EPOCH in Review – Go save the princess, you tin can!
At times it seems developers just miss that creative spark in terms of writing, leaving us stuck with stories full of cardboard characters and clichés. But every once in a while a streak of genius may turn such a seemingly boring tale into something new and original. And depending on the viewpoint EPOCH falls neatly into the latter category. Or not.
Epoch is somewhat of a cross between Infinity Blade (TMA Review) and a shooting range. In the distant future, robots have taken the weight of humanity’s shoulders quite literally by decimating the entire population. After years of peaceful servitude a mysterious virus has turned the docile butler and gardener bots into bloodthirsty lunatics. You play as presumably the sole sane surviving android – though not just any hunk of scrap. Our protagonist is the bodyguard of the princess and following its main directive, it sets off to find what happened to her. This is presented through glimpses of the preceding events via intercepted transmissions.
Although obviously inspired by Infinity Blade, Epoch can in no way be called a rip-off. It takes the swipe based combat mechanic and merges it with the good old shooting range genre. You take charge of your daring bot as waves of not so friendly robots try to destroy you. Interestingly enough, instead of fully controlling the aiming, you simply mark the target and the shooting is done automatically. As such, you have to focus on avoiding enemy fire, timely reloads and use of the special abilities. A level usually consists of several vantage points, between which you can alternate to keep the damage to a minimum.

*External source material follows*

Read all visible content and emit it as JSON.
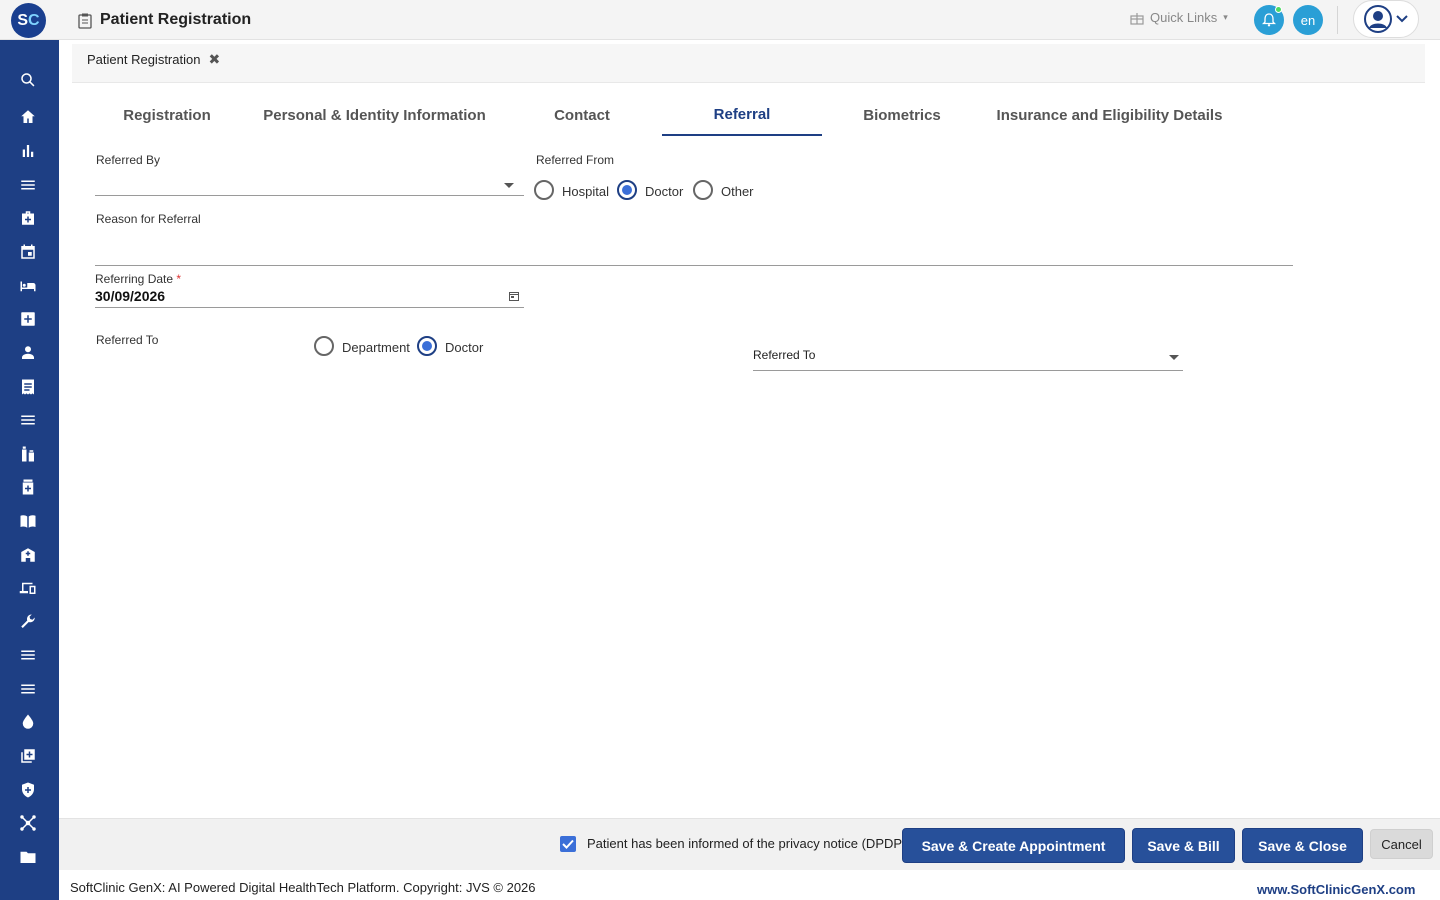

In addition to the main weapon, grenades, rockets and special abilities become available as you progress through the game . These have the advantage of dealing damage without exposing you to enemy fire, though they do come with a cooldown timer. The abilities complement your style of play, whether by self-healing, giving you limited bullet-time or firepower boosts. Weapons and armor can be one of 5 types (think elements in Infinity Blade) and choosing the correct one to avoid enemy resistances in a particular level is often the key to success. All of this goodness is either acquired as salvage after a mission or available for purchase in the store. Money is also awarded for completing levels with bonuses for destroying hidden crates.

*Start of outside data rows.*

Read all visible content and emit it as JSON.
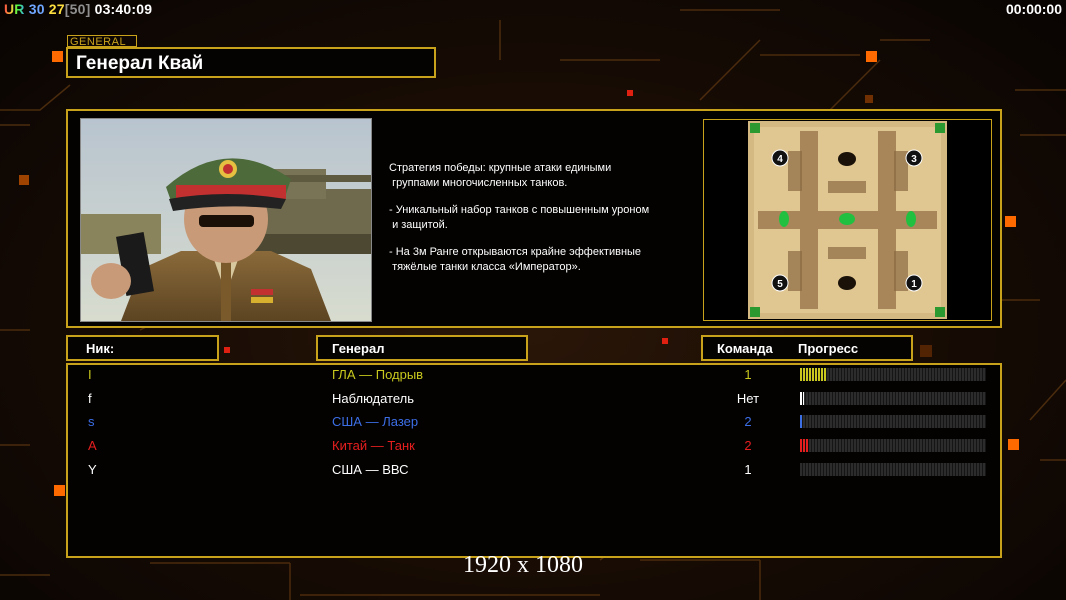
{
  "hud": {
    "faction_code": "UR",
    "ping": "30",
    "fps": "27",
    "fps_cap": "[50]",
    "clock": "03:40:09",
    "timer": "00:00:00"
  },
  "general_tag": "GENERAL",
  "general_title": "Генерал Квай",
  "strategy": [
    "Стратегия победы: крупные атаки едиными\n группами многочисленных танков.",
    "- Уникальный набор танков с повышенным уроном\n и защитой.",
    "- На 3м Ранге открываются крайне эффективные\n тяжёлые танки класса «Император»."
  ],
  "map": {
    "slots": [
      "4",
      "3",
      "5",
      "1"
    ]
  },
  "columns": {
    "nick": "Ник:",
    "general": "Генерал",
    "team": "Команда",
    "progress": "Прогресс"
  },
  "players": [
    {
      "nick": "I",
      "general": "ГЛА — Подрыв",
      "team": "1",
      "color": "#c8c81e",
      "progress": 0.14
    },
    {
      "nick": "f",
      "general": "Наблюдатель",
      "team": "Нет",
      "color": "#ffffff",
      "progress": 0.02
    },
    {
      "nick": "s",
      "general": "США — Лазер",
      "team": "2",
      "color": "#3c6ee6",
      "progress": 0.01
    },
    {
      "nick": "A",
      "general": "Китай — Танк",
      "team": "2",
      "color": "#e61e1e",
      "progress": 0.05
    },
    {
      "nick": "Y",
      "general": "США — ВВС",
      "team": "1",
      "color": "#ffffff",
      "progress": 0.0
    }
  ],
  "watermark": "1920 x 1080",
  "colors": {
    "frame": "#c9a21c",
    "accent_orange": "#ff6a00"
  }
}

Visually Epoch is superb – the graphics are detailed and atmospheric, with rich special effects showing the full power of the Unreal engine. The controls are perfectly balanced with a mix of swipe gestures and virtual buttons. With perfect performance on my iPhone 4, it’s definitely one of the most polished titles I’ve laid my hands on. And to top it off, it’s universal so you can enjoy it both on the iPad and iPhone for one low price. No save game syncing between devices though, which is a downer.
Epoch is an original twist on the gameplay mechanic introduced by Infinity Blade. With amazing graphics, intuitive controls and addictive gameplay it will certainly provide a fun and satisfying experience. The downside is that it’ll not last too long as the game has only a handful of levels, which are far from enough to fully unlock the story bits and the equipment available – leaving you feeling cheated out of a conclusion. But while it lasts, Epoch’s a great game!
With this I declare EPOCH. officially touched!